Zhou is now a fragile 86-year-old with a rueful chuckle. Tottering along in her blue silk shoes embroidered with phoenixes, she marvels at how the world has changed. Born into a rich family and married into fabulous wealth, all her possessions were confiscated by the Communists.
A Regretful Decision
Now she opens the door to her dark, decrepit one-room hut with earthen floors and paper-lattice windows through which the cold wind whistles. Values have been turned upside down since her childhood. Then, she says, bound feet were seen as a mark of class. Now, they stand for female subjugation.

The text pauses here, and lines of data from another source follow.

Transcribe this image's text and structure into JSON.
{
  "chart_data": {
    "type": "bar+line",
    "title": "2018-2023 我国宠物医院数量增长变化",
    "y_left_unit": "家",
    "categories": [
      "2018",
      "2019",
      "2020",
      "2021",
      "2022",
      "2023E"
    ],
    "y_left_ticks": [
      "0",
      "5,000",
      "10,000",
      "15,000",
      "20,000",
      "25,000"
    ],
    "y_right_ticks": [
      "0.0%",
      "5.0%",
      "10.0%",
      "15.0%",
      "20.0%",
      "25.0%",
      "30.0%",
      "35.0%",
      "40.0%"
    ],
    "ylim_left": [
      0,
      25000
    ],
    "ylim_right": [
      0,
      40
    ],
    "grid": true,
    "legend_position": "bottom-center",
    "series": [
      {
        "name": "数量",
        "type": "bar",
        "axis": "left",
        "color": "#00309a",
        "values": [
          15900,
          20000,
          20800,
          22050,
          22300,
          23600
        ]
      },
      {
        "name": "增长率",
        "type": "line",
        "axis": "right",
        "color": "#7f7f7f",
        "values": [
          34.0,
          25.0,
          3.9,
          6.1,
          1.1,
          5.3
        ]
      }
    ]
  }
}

"I regret binding my feet," Zhou says. "I can't dance, I can't move properly. I regret it a lot. But at the time, if you didn't bind your feet, no one would marry you."
These "golden lotuses" were proof of a foot fetish on a national scale, with hobbled feet acting as another erogenous zone, the most forbidden of them all. But for author Yang Yang, whose mother had bound feet, the reality was far more prosaic.
"The bandages that women used for footbinding were about 10 feet long, so it was difficult for them to wash their feet," Yang says. "They only washed once every two weeks, so it was very, very stinky. But when I was young I was very free, because when I was naughty my mother couldn't run fast enough with her bound feet to catch me and beat me."
Despite their self-inflicted disabilities, these women are survivors. Wang often baby-sits her neighbors' toddler, carrying the plump 20-pound child on her back as she goes about her daily chores. As Wang surveys her tiny shoes, cocking her head from side to side, it's clear she's proud of her little feet.
"There's not a single other woman in Liuyicun who could fit their feet into my shoes," she says. "When my generation dies, people won't be able to see bound feet, even if they want to."
These women even gained fame of a sort, forming a bound-feet disco dancing troupe which toured the region. Zhou was once the star of the troupe, but now she's too old to dance.
Such public display is a far cry from their youth, when their bound feet restricted their freedom, keeping them close to their homes. But the local press criticized the dance troupe, talking of exploitation and freak shows. These women yet again are victims of history in a society that finds their plight an embarrassing reminder of its own recent brutality towards women.